We define predictable reliability (see Figure 1) as a novel, capacity-approaching transport paradigm, supporting an application-specific level of reliability under a strict delay constraint. This paradigm is being implemented into a new protocol design – the Predictably Reliable Real-time Transport protocol (PRRT). The protocol combines the fundamental concepts of proactive and reactive packet-level error control into an adaptive hybrid error coding architecture. The flexibility of the hybrid scheme enables the protocol to adaptively follow the dynamic capacity of the packet-erasure channels generated by a wide range of Internet protocol infrastructures. Combined with packet loss notifications via negative acknowledgments, it provides capacity-approaching coding efficiency in point-to-point as well as one-to-many transmission scenarios.

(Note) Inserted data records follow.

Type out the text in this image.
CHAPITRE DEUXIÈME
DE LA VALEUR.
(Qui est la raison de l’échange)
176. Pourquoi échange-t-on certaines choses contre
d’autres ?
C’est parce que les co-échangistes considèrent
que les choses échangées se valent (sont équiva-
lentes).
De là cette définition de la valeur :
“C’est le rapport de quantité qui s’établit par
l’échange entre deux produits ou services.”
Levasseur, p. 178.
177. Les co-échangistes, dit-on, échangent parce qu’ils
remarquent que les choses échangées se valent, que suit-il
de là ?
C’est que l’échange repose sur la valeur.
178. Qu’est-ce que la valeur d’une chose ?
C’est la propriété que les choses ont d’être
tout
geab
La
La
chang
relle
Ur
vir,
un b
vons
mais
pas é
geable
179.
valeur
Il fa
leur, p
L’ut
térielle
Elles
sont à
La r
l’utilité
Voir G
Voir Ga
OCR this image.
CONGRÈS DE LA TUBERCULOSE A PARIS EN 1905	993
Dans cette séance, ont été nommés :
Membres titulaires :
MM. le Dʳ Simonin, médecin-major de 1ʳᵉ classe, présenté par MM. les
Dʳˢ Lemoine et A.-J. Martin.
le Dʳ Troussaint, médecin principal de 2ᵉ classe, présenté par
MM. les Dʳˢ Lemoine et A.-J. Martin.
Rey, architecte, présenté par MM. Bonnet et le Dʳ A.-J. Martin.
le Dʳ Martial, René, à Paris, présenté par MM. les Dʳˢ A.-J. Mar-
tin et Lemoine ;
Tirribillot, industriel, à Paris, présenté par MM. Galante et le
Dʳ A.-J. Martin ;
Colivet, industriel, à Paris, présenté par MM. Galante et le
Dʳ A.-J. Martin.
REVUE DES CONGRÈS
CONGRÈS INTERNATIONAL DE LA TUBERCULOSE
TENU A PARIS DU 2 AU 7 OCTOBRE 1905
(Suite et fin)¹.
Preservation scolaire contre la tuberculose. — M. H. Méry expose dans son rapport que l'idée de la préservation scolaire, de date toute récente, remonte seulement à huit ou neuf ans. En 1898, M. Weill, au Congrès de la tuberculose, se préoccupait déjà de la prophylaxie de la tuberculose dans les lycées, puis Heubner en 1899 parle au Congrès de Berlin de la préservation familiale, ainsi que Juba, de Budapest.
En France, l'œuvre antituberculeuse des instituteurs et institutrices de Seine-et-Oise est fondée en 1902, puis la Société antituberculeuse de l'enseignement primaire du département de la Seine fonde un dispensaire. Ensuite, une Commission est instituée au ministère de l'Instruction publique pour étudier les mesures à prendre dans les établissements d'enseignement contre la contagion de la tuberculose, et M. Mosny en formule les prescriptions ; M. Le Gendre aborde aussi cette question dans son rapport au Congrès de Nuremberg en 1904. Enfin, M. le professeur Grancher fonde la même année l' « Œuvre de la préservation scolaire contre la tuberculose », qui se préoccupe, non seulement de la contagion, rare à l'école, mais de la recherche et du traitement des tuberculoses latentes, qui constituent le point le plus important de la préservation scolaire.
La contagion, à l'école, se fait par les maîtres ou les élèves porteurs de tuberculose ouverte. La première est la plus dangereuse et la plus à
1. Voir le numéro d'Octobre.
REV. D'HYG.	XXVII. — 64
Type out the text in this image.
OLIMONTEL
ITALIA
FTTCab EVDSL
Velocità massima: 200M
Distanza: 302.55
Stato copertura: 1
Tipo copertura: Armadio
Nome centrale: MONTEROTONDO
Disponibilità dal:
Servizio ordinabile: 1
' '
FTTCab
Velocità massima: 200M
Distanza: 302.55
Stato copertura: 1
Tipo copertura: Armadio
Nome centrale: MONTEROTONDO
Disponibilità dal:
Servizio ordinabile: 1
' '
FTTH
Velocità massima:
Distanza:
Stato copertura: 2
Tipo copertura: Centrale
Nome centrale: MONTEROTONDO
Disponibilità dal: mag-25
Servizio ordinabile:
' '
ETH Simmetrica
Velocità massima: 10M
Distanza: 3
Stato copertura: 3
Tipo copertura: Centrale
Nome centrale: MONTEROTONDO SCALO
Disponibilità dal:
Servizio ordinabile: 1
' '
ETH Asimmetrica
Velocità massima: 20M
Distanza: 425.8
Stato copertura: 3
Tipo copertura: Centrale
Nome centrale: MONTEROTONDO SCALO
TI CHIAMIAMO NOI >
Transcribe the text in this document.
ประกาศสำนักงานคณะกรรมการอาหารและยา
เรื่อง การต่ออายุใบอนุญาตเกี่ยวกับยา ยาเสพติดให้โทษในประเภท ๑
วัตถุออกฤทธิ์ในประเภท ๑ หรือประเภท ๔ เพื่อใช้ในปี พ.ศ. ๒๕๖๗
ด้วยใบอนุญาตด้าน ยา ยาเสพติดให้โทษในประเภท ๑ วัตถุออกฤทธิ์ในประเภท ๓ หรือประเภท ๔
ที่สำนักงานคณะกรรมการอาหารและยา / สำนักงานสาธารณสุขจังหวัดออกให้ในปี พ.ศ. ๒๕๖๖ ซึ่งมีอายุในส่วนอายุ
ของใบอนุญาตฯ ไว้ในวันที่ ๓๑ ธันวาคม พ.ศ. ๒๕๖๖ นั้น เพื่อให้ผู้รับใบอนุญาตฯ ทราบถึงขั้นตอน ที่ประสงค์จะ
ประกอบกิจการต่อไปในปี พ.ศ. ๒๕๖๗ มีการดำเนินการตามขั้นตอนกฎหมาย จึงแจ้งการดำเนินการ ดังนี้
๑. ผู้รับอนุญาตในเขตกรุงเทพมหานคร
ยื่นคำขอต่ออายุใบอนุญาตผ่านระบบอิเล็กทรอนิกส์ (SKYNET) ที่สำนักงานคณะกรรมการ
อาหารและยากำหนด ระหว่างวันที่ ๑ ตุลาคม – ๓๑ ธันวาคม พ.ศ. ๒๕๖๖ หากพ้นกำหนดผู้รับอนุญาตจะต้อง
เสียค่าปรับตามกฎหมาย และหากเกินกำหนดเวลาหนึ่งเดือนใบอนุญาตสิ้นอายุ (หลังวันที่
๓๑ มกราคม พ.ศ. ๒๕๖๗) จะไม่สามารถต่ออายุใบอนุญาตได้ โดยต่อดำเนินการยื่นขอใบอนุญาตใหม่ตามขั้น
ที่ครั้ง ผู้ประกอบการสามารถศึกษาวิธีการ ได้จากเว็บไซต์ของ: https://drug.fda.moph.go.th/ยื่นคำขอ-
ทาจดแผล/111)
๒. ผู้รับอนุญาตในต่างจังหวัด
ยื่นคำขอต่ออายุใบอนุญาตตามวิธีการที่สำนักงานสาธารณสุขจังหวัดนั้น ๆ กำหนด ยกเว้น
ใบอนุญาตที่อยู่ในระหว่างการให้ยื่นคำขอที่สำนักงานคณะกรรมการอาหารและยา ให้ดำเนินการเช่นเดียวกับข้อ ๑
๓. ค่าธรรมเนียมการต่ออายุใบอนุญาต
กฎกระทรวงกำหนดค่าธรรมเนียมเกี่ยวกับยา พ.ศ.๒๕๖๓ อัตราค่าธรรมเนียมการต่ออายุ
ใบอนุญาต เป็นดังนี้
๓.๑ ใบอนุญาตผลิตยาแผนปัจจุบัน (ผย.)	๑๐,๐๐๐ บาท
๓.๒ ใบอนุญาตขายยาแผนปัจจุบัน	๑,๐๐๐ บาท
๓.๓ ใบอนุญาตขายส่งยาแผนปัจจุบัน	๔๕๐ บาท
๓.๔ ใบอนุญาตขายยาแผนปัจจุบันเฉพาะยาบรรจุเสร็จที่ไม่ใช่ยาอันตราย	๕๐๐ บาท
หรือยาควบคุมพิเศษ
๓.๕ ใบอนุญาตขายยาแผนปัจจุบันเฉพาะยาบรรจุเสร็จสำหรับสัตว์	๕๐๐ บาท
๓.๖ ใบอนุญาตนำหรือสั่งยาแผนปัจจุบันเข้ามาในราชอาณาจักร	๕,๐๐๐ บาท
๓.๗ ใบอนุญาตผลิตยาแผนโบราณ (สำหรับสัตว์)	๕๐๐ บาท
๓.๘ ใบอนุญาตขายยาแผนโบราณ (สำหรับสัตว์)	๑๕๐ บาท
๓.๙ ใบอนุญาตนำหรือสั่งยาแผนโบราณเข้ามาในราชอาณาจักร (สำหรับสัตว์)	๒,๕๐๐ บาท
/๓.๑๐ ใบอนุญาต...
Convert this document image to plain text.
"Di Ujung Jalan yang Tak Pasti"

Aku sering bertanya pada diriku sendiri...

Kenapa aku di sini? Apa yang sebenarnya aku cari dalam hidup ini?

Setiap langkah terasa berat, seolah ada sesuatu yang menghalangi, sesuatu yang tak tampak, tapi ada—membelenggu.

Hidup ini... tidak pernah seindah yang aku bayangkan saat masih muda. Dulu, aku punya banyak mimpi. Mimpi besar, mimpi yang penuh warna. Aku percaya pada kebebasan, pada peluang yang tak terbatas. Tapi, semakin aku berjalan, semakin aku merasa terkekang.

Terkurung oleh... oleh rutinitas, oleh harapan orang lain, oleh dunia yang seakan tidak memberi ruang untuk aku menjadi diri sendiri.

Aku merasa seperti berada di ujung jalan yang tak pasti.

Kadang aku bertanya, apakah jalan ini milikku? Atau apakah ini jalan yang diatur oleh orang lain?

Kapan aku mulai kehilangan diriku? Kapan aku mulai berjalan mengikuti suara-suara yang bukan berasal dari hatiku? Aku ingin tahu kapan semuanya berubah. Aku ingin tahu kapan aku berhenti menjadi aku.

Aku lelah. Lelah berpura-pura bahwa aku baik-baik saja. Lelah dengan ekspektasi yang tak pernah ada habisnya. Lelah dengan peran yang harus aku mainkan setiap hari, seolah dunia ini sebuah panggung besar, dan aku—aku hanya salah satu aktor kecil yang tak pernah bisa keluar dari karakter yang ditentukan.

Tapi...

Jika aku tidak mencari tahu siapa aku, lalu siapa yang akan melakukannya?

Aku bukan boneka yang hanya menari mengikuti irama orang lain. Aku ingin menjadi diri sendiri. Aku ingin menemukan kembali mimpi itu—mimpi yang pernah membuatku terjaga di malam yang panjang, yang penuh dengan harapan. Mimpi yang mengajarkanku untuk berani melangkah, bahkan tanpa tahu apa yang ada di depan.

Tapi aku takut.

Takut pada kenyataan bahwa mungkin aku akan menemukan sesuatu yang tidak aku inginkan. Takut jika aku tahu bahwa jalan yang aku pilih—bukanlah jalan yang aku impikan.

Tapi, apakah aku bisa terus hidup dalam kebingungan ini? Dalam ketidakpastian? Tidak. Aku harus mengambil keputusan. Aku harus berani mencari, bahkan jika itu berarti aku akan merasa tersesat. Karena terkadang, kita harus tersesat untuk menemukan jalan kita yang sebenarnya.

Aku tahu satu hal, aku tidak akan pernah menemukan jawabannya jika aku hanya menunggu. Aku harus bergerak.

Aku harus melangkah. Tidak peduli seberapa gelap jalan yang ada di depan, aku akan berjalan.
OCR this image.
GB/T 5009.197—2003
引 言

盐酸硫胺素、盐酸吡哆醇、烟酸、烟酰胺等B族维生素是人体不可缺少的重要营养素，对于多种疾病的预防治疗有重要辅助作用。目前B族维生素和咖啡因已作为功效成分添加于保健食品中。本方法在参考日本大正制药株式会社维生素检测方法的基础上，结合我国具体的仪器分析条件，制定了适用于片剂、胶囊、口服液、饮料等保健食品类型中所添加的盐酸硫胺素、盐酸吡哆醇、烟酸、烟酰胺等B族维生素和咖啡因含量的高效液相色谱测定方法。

Figure 1: Predictable Reliability

In order to predictably achieve the desired level of reliability, proactive and reactive error control must be optimized under the application's delay constraint. Hence, predictably reliable error control relies on stochastic modeling of the protocol's reaction to the network path's packet loss behavior. A block-erasure model captures the characteristics of the packet loss process. Further, a protocol performance model is being developed that predicts the protocol's residual packet loss rate as well as its coding overhead based on the statistical representation of the network state. The performance model reflects the efficiency of one-to-many error control and incorporates the impact of unreliable delivery of the negative acknowledgments. The result of the joined modeling is periodically evaluated by a reliability control policy that validates the protocol configuration under the application constraints and under consideration of the available network bandwidth. The adaptation of the protocol parameters is formulated into a combinatorial optimization problem that is solved by a fast search algorithm incorporating explicit knowledge about the search space.

Experimental evaluation of PRRT in real Internet scenarios demonstrates that predictably reliable transport meets the strict QoS constraints of high-quality, audio-visual streaming applications. In particular, broadcast services over Internet Protocol require packet streams to be delivered at a residual loss rate of 10-6 to 10-5 under a delay constraint of few hundred milliseconds, depending on their degree of interactivity. Within different experiments, the protocol implementation has been evaluated at the transport of high-quality broadcast TV via Internet Protocol. Especially wired wide area network paths as well as wireless and mobile networks expose the transport protocol to highly dynamic packet loss rates and propagation delays. Comparative experiments with recent advancements in dynamic Internet video streaming confirm PRRT's significant gain in efficiency. The fairness towards existing transport protocols on shared network paths is demonstrated under delay-based congestion control.

Theoretical Foundation

The core of our media-oriented transport protocol is an Adaptive Hybrid Error Correction (AHEC) approach based on previous work from Guoping Tan (Application Layer Hybrid Error Correction Techniques for DVB Services in Wireless Home Networks). Adaptive coding is the consequent usage of the bidirectional characteristic of available IP networks. The highly flexible composition of NACK based ARQ and adaptive packet-level FEC leads to near-optimal coding efficiency as it is controlled by analytical parameter derivation based on a statistical channel model.